描述（由申请人提供）：每年有100万新生儿死于败血症。 这些儿童的死亡率范围为10-40%，具体取决于出生体重和败血症发作时的年龄，但极低出生体重儿（VLBW）的死亡率尤其高。 关于新生儿与年轻人的差异知之甚少，因此，治疗机会有限，通常基于成人的治疗。 基于我们发表的和初步的观察，我们的中心信念是，由于早期先天免疫应答中衔接子信号传导的差异，新生儿具有更大的脓毒症诱导的器官损伤和死亡的风险。 更具体地说，我们认为导致下游CXCL 10产生的TRIF信号传导在新生儿中是有缺陷的，并且新生儿对败血症的存活受到这些有缺陷的信号传导途径的不利影响。我们的具体目标是（1）表征TRIF依赖性信号传导在新生鼠败血症与成年鼠败血症中的重要性，（2）确定TRIF依赖性CXCL 10产生在新生鼠败血症中的作用，以及（3）鉴定TRIF和CXCL 10信号传导途径作为新生鼠败血症治疗方式的“靶标”的作用。 我们将使用我们已经开发和验证的多微生物腹膜炎（败血症）的新生小鼠模型，并通过遗传（TRIF-/-，MyD 88-/-敲除）和药理学方法评估TRIF信号传导和CXCL 10的重要性。

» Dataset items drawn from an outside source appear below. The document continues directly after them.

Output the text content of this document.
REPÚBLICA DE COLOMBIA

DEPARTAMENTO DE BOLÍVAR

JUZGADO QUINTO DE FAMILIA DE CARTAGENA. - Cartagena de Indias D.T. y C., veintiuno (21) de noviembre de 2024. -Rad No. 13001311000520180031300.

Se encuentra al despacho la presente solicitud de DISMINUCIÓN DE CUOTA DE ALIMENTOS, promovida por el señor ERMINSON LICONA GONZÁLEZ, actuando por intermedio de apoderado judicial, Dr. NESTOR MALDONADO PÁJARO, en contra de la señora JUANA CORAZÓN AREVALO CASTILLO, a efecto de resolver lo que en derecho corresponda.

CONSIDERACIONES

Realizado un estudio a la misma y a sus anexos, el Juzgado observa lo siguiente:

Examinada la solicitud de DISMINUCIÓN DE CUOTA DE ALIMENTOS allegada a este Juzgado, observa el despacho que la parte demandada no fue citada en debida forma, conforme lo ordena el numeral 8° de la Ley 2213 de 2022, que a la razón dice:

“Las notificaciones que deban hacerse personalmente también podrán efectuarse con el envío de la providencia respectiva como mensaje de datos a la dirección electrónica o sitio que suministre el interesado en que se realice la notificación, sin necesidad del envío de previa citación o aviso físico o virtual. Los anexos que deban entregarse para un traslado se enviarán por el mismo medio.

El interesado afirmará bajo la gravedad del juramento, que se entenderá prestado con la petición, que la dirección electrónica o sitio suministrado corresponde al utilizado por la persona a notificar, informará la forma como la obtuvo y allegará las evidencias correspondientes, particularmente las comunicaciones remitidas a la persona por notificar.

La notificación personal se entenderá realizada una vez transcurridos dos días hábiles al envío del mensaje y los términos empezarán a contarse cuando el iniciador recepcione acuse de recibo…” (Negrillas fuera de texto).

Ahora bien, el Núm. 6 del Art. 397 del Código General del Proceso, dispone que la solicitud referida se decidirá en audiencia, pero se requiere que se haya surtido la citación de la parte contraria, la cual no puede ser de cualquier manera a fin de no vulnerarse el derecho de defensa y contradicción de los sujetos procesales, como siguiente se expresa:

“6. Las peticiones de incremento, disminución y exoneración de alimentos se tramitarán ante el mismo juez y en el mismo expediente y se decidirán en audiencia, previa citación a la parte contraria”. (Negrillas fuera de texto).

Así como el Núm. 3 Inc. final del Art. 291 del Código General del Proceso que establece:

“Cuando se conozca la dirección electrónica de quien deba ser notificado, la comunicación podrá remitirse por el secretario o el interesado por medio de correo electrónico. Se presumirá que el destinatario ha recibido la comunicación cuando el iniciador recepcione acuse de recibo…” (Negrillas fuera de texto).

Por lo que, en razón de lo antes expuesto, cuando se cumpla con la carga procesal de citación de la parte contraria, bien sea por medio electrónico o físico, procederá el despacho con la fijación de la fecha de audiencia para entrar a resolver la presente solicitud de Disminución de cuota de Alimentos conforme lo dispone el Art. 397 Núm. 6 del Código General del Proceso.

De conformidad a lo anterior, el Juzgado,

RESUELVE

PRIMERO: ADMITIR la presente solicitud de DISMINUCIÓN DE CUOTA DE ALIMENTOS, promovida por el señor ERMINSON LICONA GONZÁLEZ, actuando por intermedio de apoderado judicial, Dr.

产后4-7天的小鼠（新生儿）和5-7周龄的小鼠（年轻成年人）将诱导败血症。 在某些情况下，TRIF和MyD 88信号通路将通过使用敲除小鼠消除，并将评估这些通路对CXCL 10产生和抗微生物应答的依赖性。 同样，我们将阻止CXCL 10活动。 另一种方法是使用TLR激动剂和CXCL 10作为多微生物败血症新生小鼠的佐剂，并评估结果和抗菌反应。 这些研究将导致更好地了解新生儿对败血症的反应，并阐明可能用于增强新生儿反应的可能途径。重要的是，该申请解决了多个“健康人2010”目标，以减少与败血症相关的婴儿发病率和死亡率，并可能导致发现新的治疗方法，这将提高这些特别易感儿童的生存率。